Read in ‘Superforecasting’ (2015) of Philip Tetlock and Dan Gardner:
Today, in Noordwijk on the Dutch coast, I will give my view on the long term future of the Amsterdam region for a small group of people. They invited me. Can I predict the future? Of course not. But according to Philip Tetlock and Dan Gardner some people can. These ‘superforcasters’ are so-called ‘foxes’. The writer and philosopher Isaiah Berlin, who wrote ‘The Hedgehog and the fox’, made a distinction between people whose understanding of the world depends on one or two big ideas (hedgehogs) and people who think the world is too complicated to boil down into a single slogan (foxes) (http://www.zefhemel.nl/?p=6556). Only foxes, Tetlock and Gardner write, can really predict. Tetlock is psychology researcher at the University of Pennsylvania, Gardner a Canadian journalist. “Humility in the face of a complex world makes superforecasters subtle thinkers”. Subtle thinkers? Superforecasters are not statisticians, although they feel comfortable with data. Their greatest ability is to synthesise material from sources with very different outlooks on the world. They think in fine gradations. They are willing to learn from mistakes. Am I a fox?

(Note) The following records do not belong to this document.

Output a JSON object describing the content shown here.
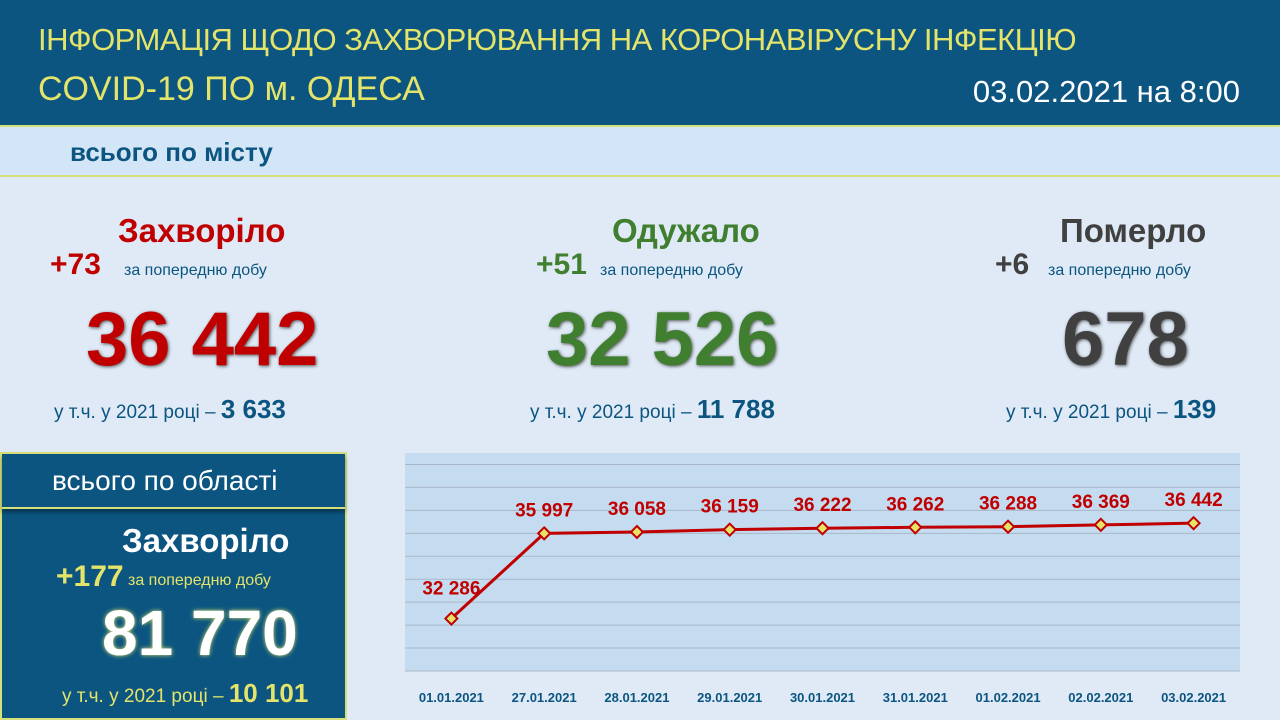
{
  "header": {
    "title_line1": "ІНФОРМАЦІЯ ЩОДО ЗАХВОРЮВАННЯ НА КОРОНАВІРУСНУ ІНФЕКЦІЮ",
    "title_line2": "COVID-19 ПО м. ОДЕСА",
    "date": "03.02.2021 на 8:00"
  },
  "city": {
    "section_label": "всього по місту",
    "sick": {
      "title": "Захворіло",
      "delta": "+73",
      "delta_label": "за попередню добу",
      "total": "36 442",
      "year_label": "у т.ч. у 2021 році –",
      "year_value": "3 633"
    },
    "recovered": {
      "title": "Одужало",
      "delta": "+51",
      "delta_label": "за попередню добу",
      "total": "32 526",
      "year_label": "у т.ч. у 2021 році –",
      "year_value": "11 788"
    },
    "died": {
      "title": "Померло",
      "delta": "+6",
      "delta_label": "за попередню добу",
      "total": "678",
      "year_label": "у т.ч. у 2021 році –",
      "year_value": "139"
    }
  },
  "region": {
    "section_label": "всього по області",
    "title": "Захворіло",
    "delta": "+177",
    "delta_label": "за попередню добу",
    "total": "81 770",
    "year_label": "у т.ч. у 2021 році –",
    "year_value": "10 101"
  },
  "colors": {
    "header": "#0b5580",
    "accent": "#e4e46a",
    "sick": "#c00000",
    "recovered": "#3f7f2f",
    "died": "#404040"
  },
  "chart_data": {
    "type": "line",
    "title": "",
    "xlabel": "",
    "ylabel": "",
    "categories": [
      "01.01.2021",
      "27.01.2021",
      "28.01.2021",
      "29.01.2021",
      "30.01.2021",
      "31.01.2021",
      "01.02.2021",
      "02.02.2021",
      "03.02.2021"
    ],
    "series": [
      {
        "name": "Захворіло",
        "values": [
          32286,
          35997,
          36058,
          36159,
          36222,
          36262,
          36288,
          36369,
          36442
        ]
      }
    ],
    "labels": [
      "32 286",
      "35 997",
      "36 058",
      "36 159",
      "36 222",
      "36 262",
      "36 288",
      "36 369",
      "36 442"
    ],
    "ylim": [
      30000,
      39500
    ],
    "grid": true
  }
}
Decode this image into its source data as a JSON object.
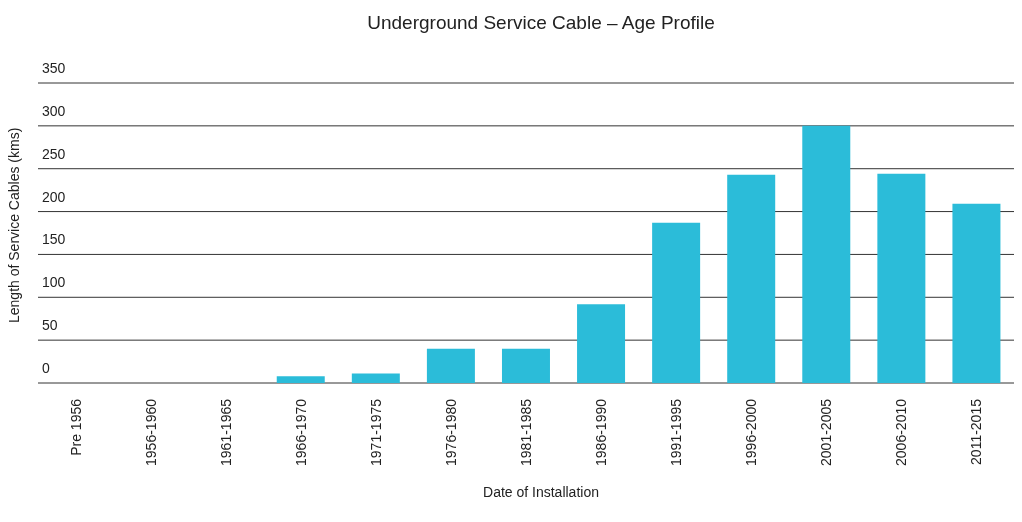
{
  "chart_data": {
    "type": "bar",
    "title": "Underground Service Cable – Age Profile",
    "xlabel": "Date of Installation",
    "ylabel": "Length of Service Cables (kms)",
    "categories": [
      "Pre 1956",
      "1956-1960",
      "1961-1965",
      "1966-1970",
      "1971-1975",
      "1976-1980",
      "1981-1985",
      "1986-1990",
      "1991-1995",
      "1996-2000",
      "2001-2005",
      "2006-2010",
      "2011-2015"
    ],
    "values": [
      0,
      0,
      0,
      8,
      11,
      40,
      40,
      92,
      187,
      243,
      300,
      244,
      209
    ],
    "color": "#2bbcd9",
    "ylim": [
      0,
      350
    ],
    "yticks": [
      0,
      50,
      100,
      150,
      200,
      250,
      300,
      350
    ],
    "grid": "y",
    "legend": false
  }
}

Those who stood out as superforecasters were anything but experts: one was a retired pipe installer, another a former ballroom dancer. Groups of people can also forecast. Again, not specialists or experts, people who think they know more than amateurs. According to Tetlock and Gardner, the average expert is “roughly as accurate as a dart-throwing chimpanzee.” No, you need an eclectic bunch of people: housewives, unemployed factory workers, homeless, professors of maths. Superforecasters are clever, but not superintelligent. They are less interested in whether they are right or wrong; they always want to know why. They are cautious, sceptic people, searching for nuance. Eminence and confidence are less relevant to them. “Superforecasters make for bad media stars.” Sounds familiar.